Mark Smith’s The Right Talk: How Conservatives Transformed the Great Society into the Economic Society is full of insight. He crushes the myth of Republican “bait-and-switch” – the idea that Republicans focus on the culture wars during elections to mask their unpalatable economic policies. Smith provides tons of straightforward data showing that Republicans heavily emphasize the economy during elections, do so far more than they used to, and have won more elections as a result of the change.

According to many scholars and journalists, American politics tilted right in recent decades because Republicans routinely downplayed the economy and instead focused their attention, particularly during elections, on social and cultural issues. On the contrary, this chapter has shown, economic issues were continually accentuated in campaign platforms, the state-of-the-state speeches of governors, and the rhetoric of the GOP’s presidential candidates… Rather than running away from the economy, the GOP made it a higher priority and linked more issues to it.

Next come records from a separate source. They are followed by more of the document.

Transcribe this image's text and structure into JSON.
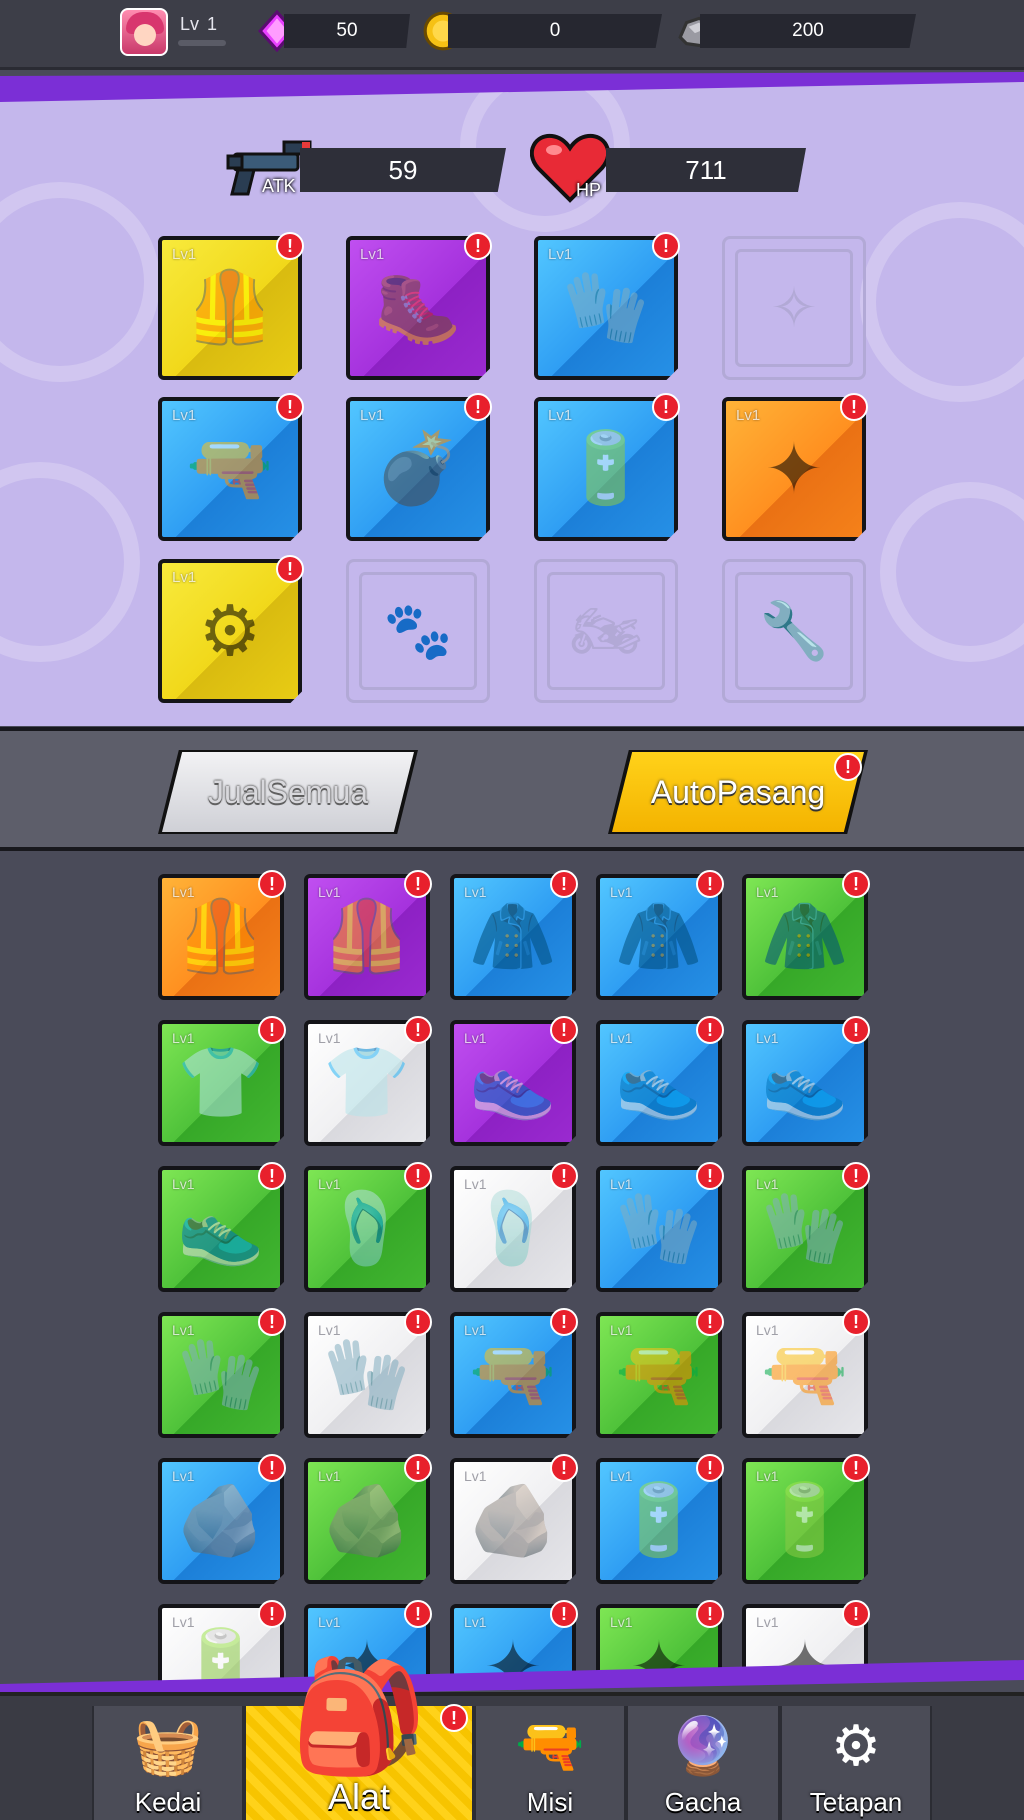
{
  "topbar": {
    "level_label": "Lv",
    "level_value": "1",
    "gems": "50",
    "coins": "0",
    "ore": "200",
    "colors": {
      "gem": "#e940ff",
      "coin": "#f6c114",
      "ore": "#9a9aa2"
    }
  },
  "stats": {
    "atk_label": "ATK",
    "atk_value": "59",
    "hp_label": "HP",
    "hp_value": "711"
  },
  "equipment": {
    "slots": [
      {
        "lv": "Lv1",
        "icon": "vest-icon",
        "rarity": "yellow",
        "badge": "!"
      },
      {
        "lv": "Lv1",
        "icon": "boot-icon",
        "rarity": "purple",
        "badge": "!"
      },
      {
        "lv": "Lv1",
        "icon": "glove-icon",
        "rarity": "blue",
        "badge": "!"
      },
      {
        "lv": "",
        "icon": "crystal-icon",
        "rarity": "empty",
        "badge": ""
      },
      {
        "lv": "Lv1",
        "icon": "shotgun-icon",
        "rarity": "blue",
        "badge": "!"
      },
      {
        "lv": "Lv1",
        "icon": "bomb-icon",
        "rarity": "blue",
        "badge": "!"
      },
      {
        "lv": "Lv1",
        "icon": "battery-icon",
        "rarity": "blue",
        "badge": "!"
      },
      {
        "lv": "Lv1",
        "icon": "shuriken-icon",
        "rarity": "orange",
        "badge": "!"
      },
      {
        "lv": "Lv1",
        "icon": "sawblade-icon",
        "rarity": "yellow",
        "badge": "!"
      },
      {
        "lv": "",
        "icon": "paw-icon",
        "rarity": "empty",
        "badge": ""
      },
      {
        "lv": "",
        "icon": "motorcycle-icon",
        "rarity": "empty",
        "badge": ""
      },
      {
        "lv": "",
        "icon": "wrench-icon",
        "rarity": "empty",
        "badge": ""
      }
    ]
  },
  "actions": {
    "sell_all": "JualSemua",
    "auto_equip": "AutoPasang",
    "auto_badge": "!"
  },
  "inventory": {
    "items": [
      {
        "lv": "Lv1",
        "icon": "tactical-vest-icon",
        "rarity": "orange"
      },
      {
        "lv": "Lv1",
        "icon": "vest-icon",
        "rarity": "purple"
      },
      {
        "lv": "Lv1",
        "icon": "jacket-icon",
        "rarity": "blue"
      },
      {
        "lv": "Lv1",
        "icon": "jacket-icon",
        "rarity": "blue"
      },
      {
        "lv": "Lv1",
        "icon": "jacket-icon",
        "rarity": "green"
      },
      {
        "lv": "Lv1",
        "icon": "shirt-icon",
        "rarity": "green"
      },
      {
        "lv": "Lv1",
        "icon": "shirt-icon",
        "rarity": "white"
      },
      {
        "lv": "Lv1",
        "icon": "sneaker-icon",
        "rarity": "purple"
      },
      {
        "lv": "Lv1",
        "icon": "sneaker-icon",
        "rarity": "blue"
      },
      {
        "lv": "Lv1",
        "icon": "sneaker-icon",
        "rarity": "blue"
      },
      {
        "lv": "Lv1",
        "icon": "sneaker-icon",
        "rarity": "green"
      },
      {
        "lv": "Lv1",
        "icon": "sandal-icon",
        "rarity": "green"
      },
      {
        "lv": "Lv1",
        "icon": "sandal-icon",
        "rarity": "white"
      },
      {
        "lv": "Lv1",
        "icon": "glove-icon",
        "rarity": "blue"
      },
      {
        "lv": "Lv1",
        "icon": "glove-icon",
        "rarity": "green"
      },
      {
        "lv": "Lv1",
        "icon": "glove-icon",
        "rarity": "green"
      },
      {
        "lv": "Lv1",
        "icon": "glove-icon",
        "rarity": "white"
      },
      {
        "lv": "Lv1",
        "icon": "rifle-icon",
        "rarity": "blue"
      },
      {
        "lv": "Lv1",
        "icon": "rifle-icon",
        "rarity": "green"
      },
      {
        "lv": "Lv1",
        "icon": "rifle-icon",
        "rarity": "white"
      },
      {
        "lv": "Lv1",
        "icon": "rock-icon",
        "rarity": "blue"
      },
      {
        "lv": "Lv1",
        "icon": "rock-icon",
        "rarity": "green"
      },
      {
        "lv": "Lv1",
        "icon": "rock-icon",
        "rarity": "white"
      },
      {
        "lv": "Lv1",
        "icon": "battery-icon",
        "rarity": "blue"
      },
      {
        "lv": "Lv1",
        "icon": "battery-icon",
        "rarity": "green"
      },
      {
        "lv": "Lv1",
        "icon": "battery-icon",
        "rarity": "white"
      },
      {
        "lv": "Lv1",
        "icon": "shuriken-icon",
        "rarity": "blue"
      },
      {
        "lv": "Lv1",
        "icon": "shuriken-icon",
        "rarity": "blue"
      },
      {
        "lv": "Lv1",
        "icon": "shuriken-icon",
        "rarity": "green"
      },
      {
        "lv": "Lv1",
        "icon": "shuriken-icon",
        "rarity": "white"
      }
    ],
    "badge": "!"
  },
  "nav": {
    "tabs": [
      {
        "label": "Kedai",
        "icon": "basket-icon"
      },
      {
        "label": "Alat",
        "icon": "backpack-icon",
        "badge": "!"
      },
      {
        "label": "Misi",
        "icon": "gun-icon"
      },
      {
        "label": "Gacha",
        "icon": "gacha-orb-icon"
      },
      {
        "label": "Tetapan",
        "icon": "gear-icon"
      }
    ]
  }
}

Before the ’70’s, Republican rhetoric focused on liberty, not economy – a point Smith drives home with a detailed comparison of the rhetoric of Goldwater versus Reagan. For example, on taxes and spending:

…Goldwater does not bother mentioning their economic effects until the closing sentences of the chapter. It is almost as if he is saying, “In case I haven’t convinced you with my primary arguments, let me add a subordinate one to the mix.”

In Reagan’s speeches, the effect of taxes and spending on the economy was never the secondary claim; instead, that effect continually stood at the forefront of his rhetoric.

I would add, however, that there is a plausible way to reformulate the “bait-and-switch” argument. Namely: Even though Republicans do spend a lot of time talking about economics, their specific economic policies usually are less popular than the Democrats specific economic policies. Raising taxes on the rich to spend more money on health care, education, and the environment is a popular ideas; so are crack-downs on gas “gouging” and Chinese imports. Republicans do not use the culture wars to hide their economic policies. Rather, they use popular economic generalities (like “we think people spend their own money better than the government does”) to hide unpopular economic specifics (like “we’re spending enough on health care, education, and the environment as it is”).